Gençlerin kaliteli, nitelikli, dünya standartlarında eğitim alması için köklü bir eğitim reformu da başlatacağız. Gençleri kalıplara sokmaya çalışan dar zihniyeti de tarihin karanlıklarına gömeceğiz. Gençleri, ailelerinden daha geride bir hayat yaşayacaklarını düşünmeye sürükleyen bu zorbalığa da son vereceğiz.

Gençlerimiz hayat standartlarının sürekli düştüğünü görüyor. "Ben, kendi annem, babam kadar rahat bir hayat yaşayamayacağım" diyor. "Onların bizi yetiştirdiği gibi ben kendi çocuklarımı yetiştiremeyeceğim" diyor. Yazık değil mi?

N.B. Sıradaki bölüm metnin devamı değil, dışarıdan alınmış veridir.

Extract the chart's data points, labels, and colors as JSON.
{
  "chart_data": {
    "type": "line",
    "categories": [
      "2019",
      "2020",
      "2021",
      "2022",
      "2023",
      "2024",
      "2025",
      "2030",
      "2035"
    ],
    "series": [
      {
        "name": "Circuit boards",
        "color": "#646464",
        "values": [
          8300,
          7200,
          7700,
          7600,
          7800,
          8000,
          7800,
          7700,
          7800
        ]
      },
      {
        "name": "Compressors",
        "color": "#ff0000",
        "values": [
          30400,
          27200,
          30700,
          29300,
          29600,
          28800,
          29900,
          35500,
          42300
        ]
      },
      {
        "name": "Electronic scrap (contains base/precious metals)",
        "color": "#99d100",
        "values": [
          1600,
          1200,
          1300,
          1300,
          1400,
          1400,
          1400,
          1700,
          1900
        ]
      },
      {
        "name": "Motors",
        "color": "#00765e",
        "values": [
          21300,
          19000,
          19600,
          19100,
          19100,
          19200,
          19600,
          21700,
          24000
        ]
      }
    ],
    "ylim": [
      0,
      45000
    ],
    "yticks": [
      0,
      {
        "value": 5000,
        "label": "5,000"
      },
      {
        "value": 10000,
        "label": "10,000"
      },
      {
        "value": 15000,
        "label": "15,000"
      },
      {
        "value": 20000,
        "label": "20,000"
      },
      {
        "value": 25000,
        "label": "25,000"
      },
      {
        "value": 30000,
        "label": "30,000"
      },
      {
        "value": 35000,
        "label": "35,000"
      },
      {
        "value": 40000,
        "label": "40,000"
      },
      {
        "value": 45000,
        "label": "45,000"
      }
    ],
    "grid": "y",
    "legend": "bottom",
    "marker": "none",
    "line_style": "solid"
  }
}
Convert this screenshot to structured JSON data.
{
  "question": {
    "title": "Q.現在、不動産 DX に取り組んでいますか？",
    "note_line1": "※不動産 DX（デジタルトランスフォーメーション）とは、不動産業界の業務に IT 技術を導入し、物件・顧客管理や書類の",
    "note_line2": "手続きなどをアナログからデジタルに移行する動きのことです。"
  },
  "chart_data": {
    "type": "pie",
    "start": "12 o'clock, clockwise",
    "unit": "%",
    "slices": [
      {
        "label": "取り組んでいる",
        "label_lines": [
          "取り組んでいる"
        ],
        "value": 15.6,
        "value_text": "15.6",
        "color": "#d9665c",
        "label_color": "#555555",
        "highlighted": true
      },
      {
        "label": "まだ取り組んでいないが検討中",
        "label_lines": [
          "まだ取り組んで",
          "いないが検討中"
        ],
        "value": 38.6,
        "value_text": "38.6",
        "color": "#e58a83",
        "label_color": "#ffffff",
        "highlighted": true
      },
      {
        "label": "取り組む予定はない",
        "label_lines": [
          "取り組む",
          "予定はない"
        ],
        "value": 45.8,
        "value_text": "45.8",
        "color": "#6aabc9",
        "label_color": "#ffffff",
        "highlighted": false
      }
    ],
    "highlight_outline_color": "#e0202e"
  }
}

Lise çağında, üniversite çağında olan gençlerimiz, Türkiye'nin sürekli geriye gidişini gördü. Türkiye'nin yükselme yıllarını onlar yaşamadı. Son 7-8 yıldır ülke sürekli düşüyor. Merdiven basamağı gibi basamak, basamak aşağı iniyor. Liseli, üniversiteli arkadaşlarım "Bu ülkede adalet yok" dediği müddetçe hiçbirimizin özgür olamayacağını da gayet iyi biliyoruz.

Her bir gencimizin hakkı hukuku için, ötekileştirilmemesi için biz aynı zamanda bu yolu yürüyoruz. Her birinin hayatın her alanında fırsat eşitliğine sahip olması için çalışıyoruz. Bakın arkadaşlarım; Batı'ya bakın, Asya’ya bakın.

Gençlerin önünde sınırsız bir hayal seti var. Umut var. Elin Batılısı Asyalısı bizim gençlerimizden daha zeki, daha kabiliyetli de onun için ve daha iyi hayatlar yaşayabiliyorlar? Hayır. Oralarda gençlere sunulan imkanlar farklı, özgürlük ortamı farklı. Asıl sebep bu.

İşte biz başta özgürlük olmak üzere hukuktan eğitime, ekonomiden dijital politikalara, sağlıktan çevreye kadar her alanda ama her alanda çalışıyoruz. Bugün gençler teknolojiye erişemiyor. Biz tüm ülkeyi geniş kapasiteli fiber optik ağlara kavuşturacağız. Ucuz ve hızlı internet hizmetini sunacağız. İnternet hızlı olacak hem de ucuz olacak.

Değerli arkadaşlar, teknoloji ürünlerini bir lüks tüketim olarak görmüyoruz biz. Bu ürünlerdeki vergi yükünü gençlerimiz için azaltacağız. Gasp edilmiş tüm özgürlükleri de teker teker iade edeceğiz. Bugün gençlerin hayatları çalınıyor. Biz onlara önce özgürlüklerini iade edeceğiz. Gençler üniversite bitirseler de lise bitirseler de iş bulamıyorlar.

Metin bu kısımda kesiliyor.